I straightened up, explained to him what I had been ruminating about and watched him nod: he had come to the same conclusions long before I got here. Then I said, "Eb, what about the door keyhole? Could there be some connection there, something to explain the locked-room angle?"

"I already thought of that," he said. "But go ahead, have a look for yourself."

I walked over to the door, and when I got there I saw for the first time that there was a key in the latch on the inside. Eberhardt had said the lab crew had come and gone; I caught hold of the key and tugged at it, but it had been turned in the lock and it was firmly in place.

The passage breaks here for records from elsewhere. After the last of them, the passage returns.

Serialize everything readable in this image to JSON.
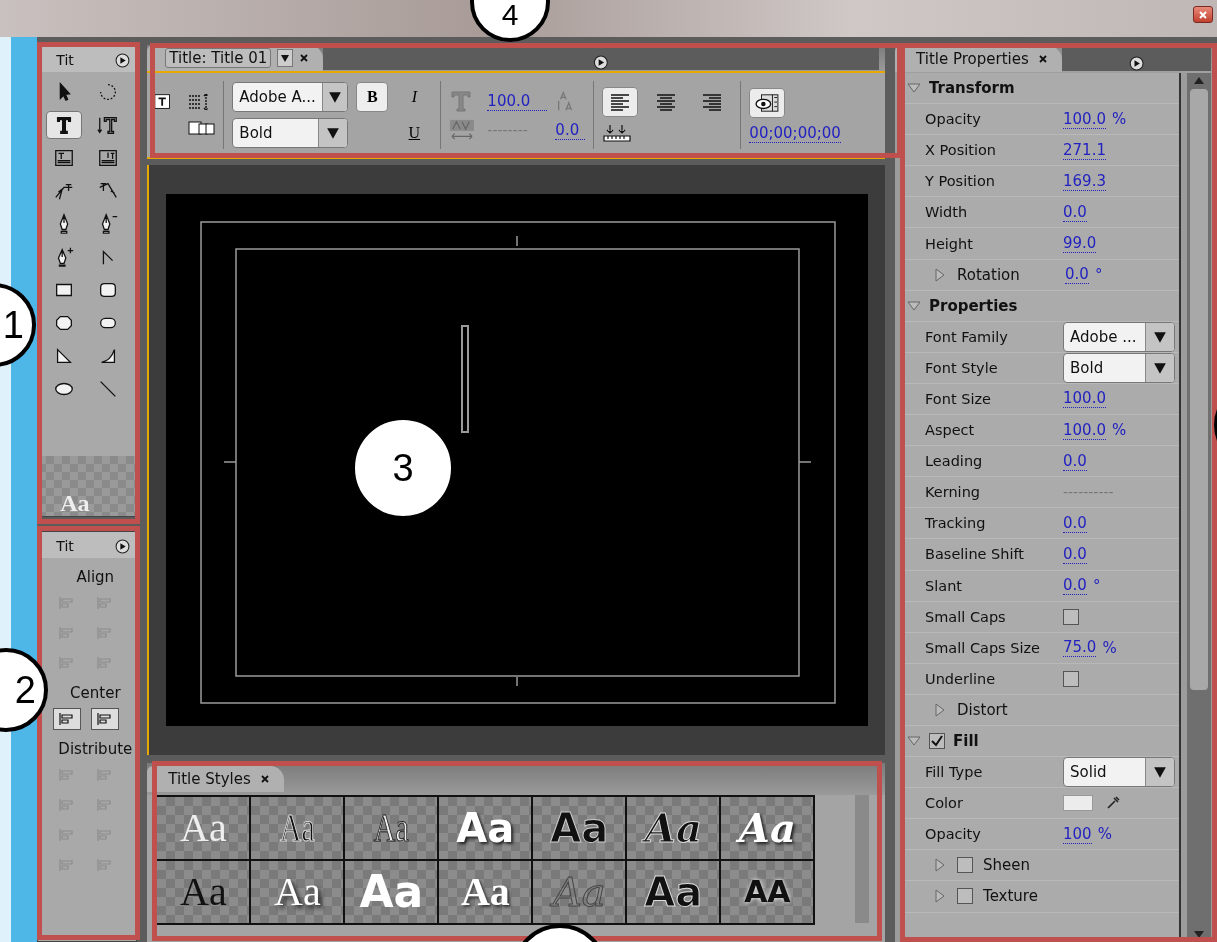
{
  "tools_panel": {
    "title": "Tit",
    "tools": [
      {
        "kind": "arrow",
        "selected": false
      },
      {
        "kind": "rotate",
        "selected": false
      },
      {
        "kind": "type",
        "selected": true
      },
      {
        "kind": "vtype",
        "selected": false
      },
      {
        "kind": "area",
        "selected": false
      },
      {
        "kind": "varea",
        "selected": false
      },
      {
        "kind": "path",
        "selected": false
      },
      {
        "kind": "vpath",
        "selected": false
      },
      {
        "kind": "pen",
        "selected": false
      },
      {
        "kind": "penminus",
        "selected": false
      },
      {
        "kind": "penplus",
        "selected": false
      },
      {
        "kind": "anchor",
        "selected": false
      },
      {
        "kind": "rect",
        "selected": false
      },
      {
        "kind": "rrect",
        "selected": false
      },
      {
        "kind": "crect",
        "selected": false
      },
      {
        "kind": "pill",
        "selected": false
      },
      {
        "kind": "wedge",
        "selected": false
      },
      {
        "kind": "arc",
        "selected": false
      },
      {
        "kind": "ellipse",
        "selected": false
      },
      {
        "kind": "line",
        "selected": false
      }
    ],
    "preview": "Aa"
  },
  "align_panel": {
    "title": "Tit",
    "sections": [
      {
        "label": "Align",
        "buttons": [
          {
            "disabled": true
          },
          {
            "disabled": true
          },
          {
            "disabled": true
          },
          {
            "disabled": true
          },
          {
            "disabled": true
          },
          {
            "disabled": true
          }
        ]
      },
      {
        "label": "Center",
        "buttons": [
          {
            "disabled": false
          },
          {
            "disabled": false
          }
        ]
      },
      {
        "label": "Distribute",
        "buttons": [
          {
            "disabled": true
          },
          {
            "disabled": true
          },
          {
            "disabled": true
          },
          {
            "disabled": true
          },
          {
            "disabled": true
          },
          {
            "disabled": true
          },
          {
            "disabled": true
          },
          {
            "disabled": true
          }
        ]
      }
    ]
  },
  "title_panel": {
    "tab": "Title: Title 01",
    "font_family": "Adobe A...",
    "font_style": "Bold",
    "bold": {
      "label": "B",
      "selected": true
    },
    "italic": {
      "label": "I",
      "selected": false
    },
    "underline": {
      "label": "U",
      "selected": false
    },
    "font_size": "100.0",
    "kerning": "--------",
    "tracking": "0.0",
    "align": [
      {
        "selected": true
      },
      {
        "selected": false
      },
      {
        "selected": false
      }
    ],
    "timecode": "00;00;00;00"
  },
  "styles_panel": {
    "title": "Title Styles",
    "swatches": [
      {
        "text": "Aa",
        "kind": "serif-white"
      },
      {
        "text": "Aa",
        "kind": "narrow-black"
      },
      {
        "text": "Aa",
        "kind": "narrow-white"
      },
      {
        "text": "Aa",
        "kind": "heavy-white"
      },
      {
        "text": "Aa",
        "kind": "heavy-black"
      },
      {
        "text": "Aa",
        "kind": "script-black"
      },
      {
        "text": "Aa",
        "kind": "script-white"
      },
      {
        "text": "Aa",
        "kind": "serif-black"
      },
      {
        "text": "Aa",
        "kind": "serif-shadow"
      },
      {
        "text": "Aa",
        "kind": "block-white"
      },
      {
        "text": "Aa",
        "kind": "sans-white"
      },
      {
        "text": "Aa",
        "kind": "outline"
      },
      {
        "text": "Aa",
        "kind": "round-black"
      },
      {
        "text": "AA",
        "kind": "caps-black"
      }
    ]
  },
  "properties_panel": {
    "title": "Title Properties",
    "rows": [
      {
        "kind": "section",
        "label": "Transform",
        "expanded": true
      },
      {
        "kind": "value",
        "label": "Opacity",
        "value": "100.0",
        "unit": "%"
      },
      {
        "kind": "value",
        "label": "X Position",
        "value": "271.1"
      },
      {
        "kind": "value",
        "label": "Y Position",
        "value": "169.3"
      },
      {
        "kind": "value",
        "label": "Width",
        "value": "0.0"
      },
      {
        "kind": "value",
        "label": "Height",
        "value": "99.0"
      },
      {
        "kind": "group",
        "label": "Rotation",
        "expanded": false,
        "value": "0.0",
        "unit": "°"
      },
      {
        "kind": "section",
        "label": "Properties",
        "expanded": true
      },
      {
        "kind": "dropdown",
        "label": "Font Family",
        "value": "Adobe ..."
      },
      {
        "kind": "dropdown",
        "label": "Font Style",
        "value": "Bold"
      },
      {
        "kind": "value",
        "label": "Font Size",
        "value": "100.0"
      },
      {
        "kind": "value",
        "label": "Aspect",
        "value": "100.0",
        "unit": "%"
      },
      {
        "kind": "value",
        "label": "Leading",
        "value": "0.0"
      },
      {
        "kind": "value",
        "label": "Kerning",
        "value": "----------",
        "disabled": true
      },
      {
        "kind": "value",
        "label": "Tracking",
        "value": "0.0"
      },
      {
        "kind": "value",
        "label": "Baseline Shift",
        "value": "0.0"
      },
      {
        "kind": "value",
        "label": "Slant",
        "value": "0.0",
        "unit": "°"
      },
      {
        "kind": "checkbox",
        "label": "Small Caps",
        "checked": false
      },
      {
        "kind": "value",
        "label": "Small Caps Size",
        "value": "75.0",
        "unit": "%"
      },
      {
        "kind": "checkbox",
        "label": "Underline",
        "checked": false
      },
      {
        "kind": "group",
        "label": "Distort",
        "expanded": false
      },
      {
        "kind": "section",
        "label": "Fill",
        "expanded": true,
        "checked": true
      },
      {
        "kind": "dropdown",
        "label": "Fill Type",
        "value": "Solid"
      },
      {
        "kind": "color",
        "label": "Color",
        "color": "#ececec"
      },
      {
        "kind": "value",
        "label": "Opacity",
        "value": "100",
        "unit": "%"
      },
      {
        "kind": "group",
        "label": "Sheen",
        "expanded": false,
        "checked": false
      },
      {
        "kind": "group",
        "label": "Texture",
        "expanded": false,
        "checked": false
      }
    ]
  },
  "callouts": [
    {
      "kind": "numbered",
      "number": "1"
    },
    {
      "kind": "numbered",
      "number": "2"
    },
    {
      "kind": "numbered",
      "number": "3"
    },
    {
      "kind": "numbered",
      "number": "4"
    },
    {
      "kind": "plain"
    },
    {
      "kind": "plain"
    }
  ]
}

"Was this key in the latch when you broke the door down?" I asked him.

"It was. What were you thinking? That the killer stood out in the hallway and stabbed Murray through the keyhole?"

"Well, it was an idea."

"Not a very good one. It's too fancy, even if it was possible."

"I guess you're right."

"I don't think we're dealing with a mastermind here," he said. "I've talked to the suspects and there's not one of them with an IQ over a hundred and twenty."

I turned away from the door. "Is it all right if I prowl around in here, look things over for myself?"

"I don't care what you do," he said, "if you end up giving me something useful."

I wandered over and looked at one of the two windows. It had been nailed shut, all right, and the nails had been painted over some time ago. The window looked out on an overgrown rear yard-eucalyptus trees, undergrowth and scrub brush. Wisps of fog had begun to blow in off the ocean; the day had turned dark and misty. And my mood was beginning to match it. I had no particular stake in this case, and yet because Eberhardt had called me into it I felt a certain commitment. For that reason, and because puzzles of any kind prey on my mind until I know the solution, I was feeling a little frustrated.